I lived in New York City for five years when it wasn't as safe as it is now, and had too many police encounters. Once two cops ran up to my fifth-floor walkup, arriving less than three minutes after I called. They stood on either side of my vacationing neighbors' door, held their guns ready at shoulder level, banged on the door and yelled, "Police! Open up!" They were relieved and happy when it turned out that the loud noise I had heard was a high stack of boxes that had fallen over. But I'll never forget the intense look on their faces when they thought they might be confronted by a gunman.
Another time I was walking on upper Broadway, not far from Columbia University, and came across a sting operation on the subway. The cops were arresting turnstile jumpers. The "perps" being frog-marched upstairs into squad cars were all very young black boys from the ghetto, but it was the cops who were a surprise. There was a "young black prostitute," a "homeless old white drunk," a "strung-out black junkie," a "Japanese businessman," a "Yuppie mom," a "foreign student," a "little old lady," a "hot girl," and an amazing variety of the endless parade of human types that is New York City.

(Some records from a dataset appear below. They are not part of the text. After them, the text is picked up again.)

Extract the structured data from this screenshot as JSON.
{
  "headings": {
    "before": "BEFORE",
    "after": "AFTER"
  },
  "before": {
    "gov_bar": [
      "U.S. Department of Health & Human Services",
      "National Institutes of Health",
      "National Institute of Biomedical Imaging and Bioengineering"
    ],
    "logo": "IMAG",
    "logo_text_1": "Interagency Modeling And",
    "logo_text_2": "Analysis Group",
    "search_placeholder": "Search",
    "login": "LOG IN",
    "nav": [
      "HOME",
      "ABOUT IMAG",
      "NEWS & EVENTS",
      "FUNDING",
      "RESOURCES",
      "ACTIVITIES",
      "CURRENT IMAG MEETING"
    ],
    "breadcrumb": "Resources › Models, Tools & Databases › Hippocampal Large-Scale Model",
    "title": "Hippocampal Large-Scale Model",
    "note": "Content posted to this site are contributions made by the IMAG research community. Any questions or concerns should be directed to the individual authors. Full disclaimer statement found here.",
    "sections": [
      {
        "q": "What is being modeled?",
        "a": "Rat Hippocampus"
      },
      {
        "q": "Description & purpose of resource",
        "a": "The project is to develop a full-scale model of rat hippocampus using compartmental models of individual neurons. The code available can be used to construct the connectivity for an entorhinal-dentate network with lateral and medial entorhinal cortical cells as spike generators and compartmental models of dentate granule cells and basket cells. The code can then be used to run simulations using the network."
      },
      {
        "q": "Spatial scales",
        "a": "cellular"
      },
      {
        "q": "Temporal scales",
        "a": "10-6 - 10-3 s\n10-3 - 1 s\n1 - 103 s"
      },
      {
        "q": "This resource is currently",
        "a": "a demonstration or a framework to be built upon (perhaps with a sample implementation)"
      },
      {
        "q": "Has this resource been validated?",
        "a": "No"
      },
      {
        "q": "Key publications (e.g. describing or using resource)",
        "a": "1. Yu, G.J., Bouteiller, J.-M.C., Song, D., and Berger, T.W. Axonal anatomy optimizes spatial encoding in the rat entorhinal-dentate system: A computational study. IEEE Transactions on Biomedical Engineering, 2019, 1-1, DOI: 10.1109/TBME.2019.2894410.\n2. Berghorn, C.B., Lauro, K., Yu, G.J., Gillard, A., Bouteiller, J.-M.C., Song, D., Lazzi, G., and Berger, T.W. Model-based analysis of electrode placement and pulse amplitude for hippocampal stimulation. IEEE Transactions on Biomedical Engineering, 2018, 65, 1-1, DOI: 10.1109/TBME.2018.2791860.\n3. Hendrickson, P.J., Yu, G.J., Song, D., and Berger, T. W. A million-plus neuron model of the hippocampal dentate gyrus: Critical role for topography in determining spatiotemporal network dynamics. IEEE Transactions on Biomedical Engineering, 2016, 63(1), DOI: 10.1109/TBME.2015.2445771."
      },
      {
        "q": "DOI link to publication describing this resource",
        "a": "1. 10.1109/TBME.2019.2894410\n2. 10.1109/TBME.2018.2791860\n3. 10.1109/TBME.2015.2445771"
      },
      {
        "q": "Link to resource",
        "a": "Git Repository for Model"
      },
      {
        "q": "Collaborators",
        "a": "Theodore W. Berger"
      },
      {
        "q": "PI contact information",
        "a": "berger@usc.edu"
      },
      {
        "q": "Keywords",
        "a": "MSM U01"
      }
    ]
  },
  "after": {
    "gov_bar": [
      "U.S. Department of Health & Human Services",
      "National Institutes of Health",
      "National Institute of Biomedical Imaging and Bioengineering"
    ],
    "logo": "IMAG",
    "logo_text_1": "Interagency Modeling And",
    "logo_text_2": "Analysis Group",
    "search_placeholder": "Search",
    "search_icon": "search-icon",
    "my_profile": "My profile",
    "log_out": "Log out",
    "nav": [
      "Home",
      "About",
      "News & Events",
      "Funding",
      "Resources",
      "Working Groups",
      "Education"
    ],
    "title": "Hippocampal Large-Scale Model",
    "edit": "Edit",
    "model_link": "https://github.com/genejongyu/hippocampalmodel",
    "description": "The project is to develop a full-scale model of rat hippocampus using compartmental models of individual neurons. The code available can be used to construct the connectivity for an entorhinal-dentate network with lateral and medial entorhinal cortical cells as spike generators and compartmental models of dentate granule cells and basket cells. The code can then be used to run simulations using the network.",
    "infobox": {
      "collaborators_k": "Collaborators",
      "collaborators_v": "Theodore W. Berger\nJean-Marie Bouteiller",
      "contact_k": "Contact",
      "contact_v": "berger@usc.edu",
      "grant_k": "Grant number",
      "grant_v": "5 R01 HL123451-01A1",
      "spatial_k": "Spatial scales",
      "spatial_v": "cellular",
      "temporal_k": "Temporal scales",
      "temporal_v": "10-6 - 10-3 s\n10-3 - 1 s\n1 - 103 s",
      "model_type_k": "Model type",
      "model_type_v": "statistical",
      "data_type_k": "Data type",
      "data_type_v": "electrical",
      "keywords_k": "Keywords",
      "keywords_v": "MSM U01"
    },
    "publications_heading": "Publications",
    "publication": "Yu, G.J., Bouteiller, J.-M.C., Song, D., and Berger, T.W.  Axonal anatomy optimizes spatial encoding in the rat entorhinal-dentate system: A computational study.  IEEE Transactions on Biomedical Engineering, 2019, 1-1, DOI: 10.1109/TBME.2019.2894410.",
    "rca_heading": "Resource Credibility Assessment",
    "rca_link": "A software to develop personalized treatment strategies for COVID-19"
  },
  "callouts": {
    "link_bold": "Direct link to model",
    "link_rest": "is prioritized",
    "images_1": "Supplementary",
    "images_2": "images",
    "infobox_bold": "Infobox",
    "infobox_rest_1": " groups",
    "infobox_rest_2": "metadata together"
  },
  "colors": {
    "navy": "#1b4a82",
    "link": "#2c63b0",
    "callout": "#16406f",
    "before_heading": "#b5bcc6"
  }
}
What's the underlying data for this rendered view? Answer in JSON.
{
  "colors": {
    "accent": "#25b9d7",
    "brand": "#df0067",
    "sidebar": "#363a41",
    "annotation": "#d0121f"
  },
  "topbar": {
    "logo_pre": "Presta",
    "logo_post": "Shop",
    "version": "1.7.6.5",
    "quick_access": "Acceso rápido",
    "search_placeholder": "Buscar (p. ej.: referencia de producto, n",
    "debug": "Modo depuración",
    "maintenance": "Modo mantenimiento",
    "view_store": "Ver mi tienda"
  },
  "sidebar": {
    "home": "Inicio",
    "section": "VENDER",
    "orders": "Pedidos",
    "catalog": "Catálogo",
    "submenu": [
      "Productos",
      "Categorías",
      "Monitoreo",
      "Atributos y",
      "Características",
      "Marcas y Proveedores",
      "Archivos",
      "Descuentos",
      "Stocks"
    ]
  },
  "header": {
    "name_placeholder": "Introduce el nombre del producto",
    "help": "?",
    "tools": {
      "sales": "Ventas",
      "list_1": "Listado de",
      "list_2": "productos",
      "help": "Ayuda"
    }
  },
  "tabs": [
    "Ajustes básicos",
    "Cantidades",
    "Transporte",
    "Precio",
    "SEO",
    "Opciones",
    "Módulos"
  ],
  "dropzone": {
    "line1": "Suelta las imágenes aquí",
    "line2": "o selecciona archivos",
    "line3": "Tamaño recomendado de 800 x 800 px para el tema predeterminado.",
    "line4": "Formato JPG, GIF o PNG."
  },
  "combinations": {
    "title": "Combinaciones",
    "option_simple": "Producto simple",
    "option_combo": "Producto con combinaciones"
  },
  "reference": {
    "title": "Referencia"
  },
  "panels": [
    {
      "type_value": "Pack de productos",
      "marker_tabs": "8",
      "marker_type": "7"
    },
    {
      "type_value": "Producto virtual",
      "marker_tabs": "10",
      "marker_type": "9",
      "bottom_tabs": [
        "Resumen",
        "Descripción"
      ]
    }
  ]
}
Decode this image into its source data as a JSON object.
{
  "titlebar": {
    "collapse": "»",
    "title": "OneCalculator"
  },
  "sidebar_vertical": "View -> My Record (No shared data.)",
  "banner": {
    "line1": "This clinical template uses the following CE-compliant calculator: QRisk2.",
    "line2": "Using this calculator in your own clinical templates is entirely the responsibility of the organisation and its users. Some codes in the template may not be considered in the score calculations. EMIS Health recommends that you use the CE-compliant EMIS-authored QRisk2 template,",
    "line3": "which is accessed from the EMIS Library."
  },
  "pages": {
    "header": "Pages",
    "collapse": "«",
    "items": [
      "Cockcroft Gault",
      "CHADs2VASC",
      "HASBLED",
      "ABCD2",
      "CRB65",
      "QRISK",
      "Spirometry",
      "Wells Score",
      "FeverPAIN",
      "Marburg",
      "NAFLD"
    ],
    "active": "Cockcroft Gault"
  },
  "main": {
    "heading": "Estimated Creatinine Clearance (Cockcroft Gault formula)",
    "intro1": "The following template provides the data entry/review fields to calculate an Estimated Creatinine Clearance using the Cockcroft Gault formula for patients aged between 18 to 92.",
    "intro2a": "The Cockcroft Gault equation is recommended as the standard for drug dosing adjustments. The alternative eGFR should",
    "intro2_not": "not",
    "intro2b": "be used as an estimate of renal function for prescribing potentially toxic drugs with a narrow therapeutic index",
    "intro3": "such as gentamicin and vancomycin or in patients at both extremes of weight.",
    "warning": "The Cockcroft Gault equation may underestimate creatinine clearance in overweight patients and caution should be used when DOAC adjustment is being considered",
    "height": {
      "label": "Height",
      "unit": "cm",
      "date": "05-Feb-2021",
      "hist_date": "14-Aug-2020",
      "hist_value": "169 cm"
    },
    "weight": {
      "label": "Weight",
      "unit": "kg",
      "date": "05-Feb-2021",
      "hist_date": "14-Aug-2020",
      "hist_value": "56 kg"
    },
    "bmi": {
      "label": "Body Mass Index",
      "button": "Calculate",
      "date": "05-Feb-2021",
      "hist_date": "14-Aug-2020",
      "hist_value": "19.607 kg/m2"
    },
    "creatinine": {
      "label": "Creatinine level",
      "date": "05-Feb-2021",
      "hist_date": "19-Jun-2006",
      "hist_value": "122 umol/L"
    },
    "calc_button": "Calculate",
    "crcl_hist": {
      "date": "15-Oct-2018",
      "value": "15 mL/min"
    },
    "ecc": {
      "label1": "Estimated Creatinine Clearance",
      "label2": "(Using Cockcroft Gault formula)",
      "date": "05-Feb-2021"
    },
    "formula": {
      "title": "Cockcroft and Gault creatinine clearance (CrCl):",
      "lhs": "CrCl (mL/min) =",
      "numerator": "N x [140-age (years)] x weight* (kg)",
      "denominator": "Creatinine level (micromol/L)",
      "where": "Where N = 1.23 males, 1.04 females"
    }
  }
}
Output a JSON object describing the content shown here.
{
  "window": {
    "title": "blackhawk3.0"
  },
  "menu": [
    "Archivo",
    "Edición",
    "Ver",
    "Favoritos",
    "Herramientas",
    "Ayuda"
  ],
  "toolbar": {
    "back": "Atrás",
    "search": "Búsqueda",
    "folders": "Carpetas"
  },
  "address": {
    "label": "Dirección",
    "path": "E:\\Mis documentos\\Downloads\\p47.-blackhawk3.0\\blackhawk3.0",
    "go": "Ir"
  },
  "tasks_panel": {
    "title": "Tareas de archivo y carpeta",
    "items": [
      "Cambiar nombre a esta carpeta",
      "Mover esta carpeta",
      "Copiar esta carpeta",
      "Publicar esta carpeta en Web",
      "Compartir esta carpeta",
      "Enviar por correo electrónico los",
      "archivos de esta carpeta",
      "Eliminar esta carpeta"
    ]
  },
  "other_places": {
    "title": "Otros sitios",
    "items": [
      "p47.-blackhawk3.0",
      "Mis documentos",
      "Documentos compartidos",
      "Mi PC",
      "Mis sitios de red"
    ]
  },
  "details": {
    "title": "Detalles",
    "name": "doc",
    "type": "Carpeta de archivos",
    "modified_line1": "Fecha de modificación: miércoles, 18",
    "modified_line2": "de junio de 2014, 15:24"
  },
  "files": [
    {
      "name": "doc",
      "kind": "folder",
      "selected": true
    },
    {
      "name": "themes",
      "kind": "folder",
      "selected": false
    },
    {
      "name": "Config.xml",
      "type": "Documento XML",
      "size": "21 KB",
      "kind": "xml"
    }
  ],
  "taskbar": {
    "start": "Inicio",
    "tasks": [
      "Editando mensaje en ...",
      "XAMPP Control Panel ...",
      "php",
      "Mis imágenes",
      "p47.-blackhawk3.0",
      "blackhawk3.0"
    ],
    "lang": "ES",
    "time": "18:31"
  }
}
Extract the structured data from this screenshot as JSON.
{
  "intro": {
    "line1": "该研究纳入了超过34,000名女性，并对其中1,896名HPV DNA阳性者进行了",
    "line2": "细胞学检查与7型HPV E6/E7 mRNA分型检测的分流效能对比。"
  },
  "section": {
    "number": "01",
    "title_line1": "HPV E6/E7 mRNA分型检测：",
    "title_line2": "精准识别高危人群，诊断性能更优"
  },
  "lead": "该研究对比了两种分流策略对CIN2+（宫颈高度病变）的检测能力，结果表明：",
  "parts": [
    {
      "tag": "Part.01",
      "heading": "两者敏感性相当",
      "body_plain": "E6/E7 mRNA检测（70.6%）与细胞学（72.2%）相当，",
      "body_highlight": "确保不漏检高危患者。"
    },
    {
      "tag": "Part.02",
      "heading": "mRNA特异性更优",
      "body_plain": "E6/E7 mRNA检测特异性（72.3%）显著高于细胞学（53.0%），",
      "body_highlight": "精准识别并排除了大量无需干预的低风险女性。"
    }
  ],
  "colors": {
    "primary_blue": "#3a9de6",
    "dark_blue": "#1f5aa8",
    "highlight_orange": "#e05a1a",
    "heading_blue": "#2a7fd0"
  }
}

My experience of Paris policemen over the years has been less than overwhelming. They mostly seem to be very young, skinny kids from the provinces. It always makes me laugh to see tourists ask them for directions. The next step is always to watch them puzzle over the map together with the tourists.
The Dutch policemen I've seen since I've been in the Netherlands are mostly tall, fair-haired, good-looking. They ride Segways, bicycles, horses, and rollerblades. They have "polite" in their name. A few days ago I witnessed a mugging and had to go to the police station with the victim. The policemen and -women treated us witnesses with respect, all spoke excellent English, and served us coffee as if we were in a restaurant.